Clinton stressed that compelling such revelations would violate constitutional guarantees of religious freedom, stating that “secrecy is of the essence of penance.” Forcing priests to reveal disclosures from penitents was to in essence “declare that there shall be no penance,” and if such measures were permitted, “this important branch of the Roman Catholic religion would be thus annihilated.”

“The seal is there because it’s part of the sacrament itself,” said Father Kimes. “It is an essential element of the sacrament because it allows all of us, when we are repentant of sin, to come and seek forgiveness in a concrete fashion, in a way where we know that sin remains private, regardless of its gravity.

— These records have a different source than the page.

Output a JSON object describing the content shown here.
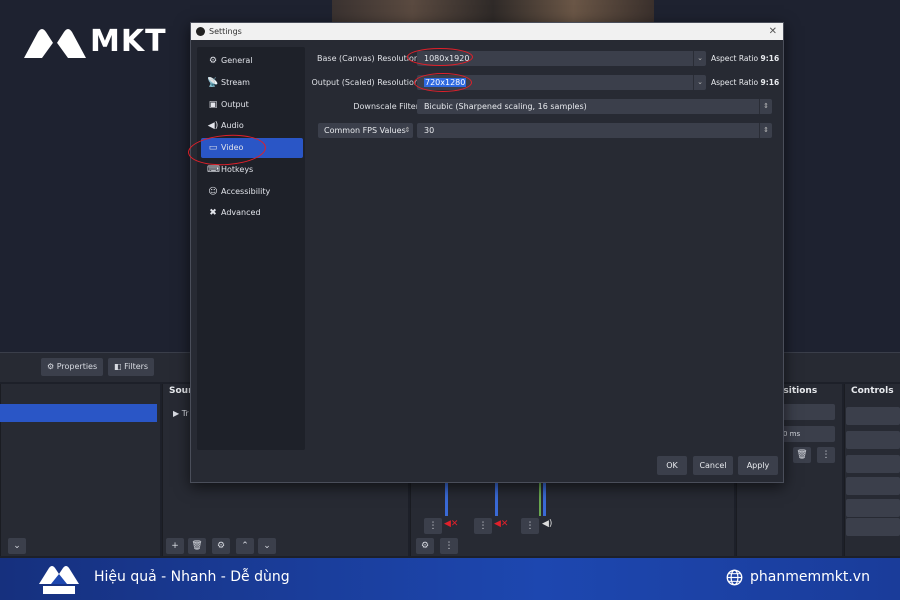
{
  "brand": {
    "name": "MKT",
    "slogan": "Hiệu quả - Nhanh - Dễ dùng",
    "website": "phanmemmkt.vn"
  },
  "background": {
    "properties_label": "Properties",
    "filters_label": "Filters",
    "sources_title": "Sour",
    "transitions_title": "nsitions",
    "controls_title": "Controls",
    "duration_value": "0 ms",
    "source_item": "Tr"
  },
  "dialog": {
    "title": "Settings",
    "nav": [
      {
        "label": "General",
        "icon": "gear-icon"
      },
      {
        "label": "Stream",
        "icon": "antenna-icon"
      },
      {
        "label": "Output",
        "icon": "output-icon"
      },
      {
        "label": "Audio",
        "icon": "speaker-icon"
      },
      {
        "label": "Video",
        "icon": "monitor-icon"
      },
      {
        "label": "Hotkeys",
        "icon": "keyboard-icon"
      },
      {
        "label": "Accessibility",
        "icon": "accessibility-icon"
      },
      {
        "label": "Advanced",
        "icon": "tools-icon"
      }
    ],
    "active_nav": "Video",
    "video": {
      "base_label": "Base (Canvas) Resolution",
      "base_value": "1080x1920",
      "base_aspect_prefix": "Aspect Ratio",
      "base_aspect": "9:16",
      "output_label": "Output (Scaled) Resolution",
      "output_value": "720x1280",
      "output_aspect_prefix": "Aspect Ratio",
      "output_aspect": "9:16",
      "downscale_label": "Downscale Filter",
      "downscale_value": "Bicubic (Sharpened scaling, 16 samples)",
      "fps_type": "Common FPS Values",
      "fps_value": "30"
    },
    "buttons": {
      "ok": "OK",
      "cancel": "Cancel",
      "apply": "Apply"
    }
  },
  "colors": {
    "accent": "#2a56c6",
    "annotation": "#e0202a",
    "banner": "#1d47b0"
  }
}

That’s for everybody.”

At the same time, said Father Kimes, “whether we’re confessing a lie or a murder,” or “atrocious sins that are also crimes, like the sexual abuse of minors,” each penitent must demonstrate repentance and a firm purpose of amendment.

“And if you don’t demonstrate those things, then you can’t receive absolution,” he said.

Civil laws seeking to undermine the inviolability of the confessional seal “fundamentally misunderstand” the sacrament, said Father Kimes.

He noted that there has been “a long conversation in the literature,” including canon law, moral law and sacramental theology “about what falls under the seal and what doesn’t” — and “there is a spectrum of opinions,” he added.

In 2019, the Vatican’s Apostolic Penitentiary issued a note on the importance of the internal forum and the inviolability of the sacramental seal.

The note affirmed that the “inviolable secrecy of Confession comes directly from the revealed divine right and is rooted in the very nature of the Sacrament, to the point of not admitting any exception in the ecclesial sphere, nor, least of all, in the civil one.”

At the same time, said Father Kimes, there are some potential opportunities to exhort those who confess committed criminal acts to alert the authorities.

“There are plenty of instructions that have been given to confessors that say, ‘Look, you can’t condition penance on somebody revealing a crime in the civil forum,'” said Father Kimes. “But you can encourage them to. … I can’t say, ‘You have to go do this in order for me to absolve you,’ but I can say, ‘Wow, two necessary elements of confession are repentance and firm amendment not to sin again. … And bringing this to the civil authorities’ attention would certainly go a long way toward demonstrating both of these.’ So I can’t require it, but the sacrament itself is set up to encourage those kinds of things, because of what we’re looking for in the sacrament.”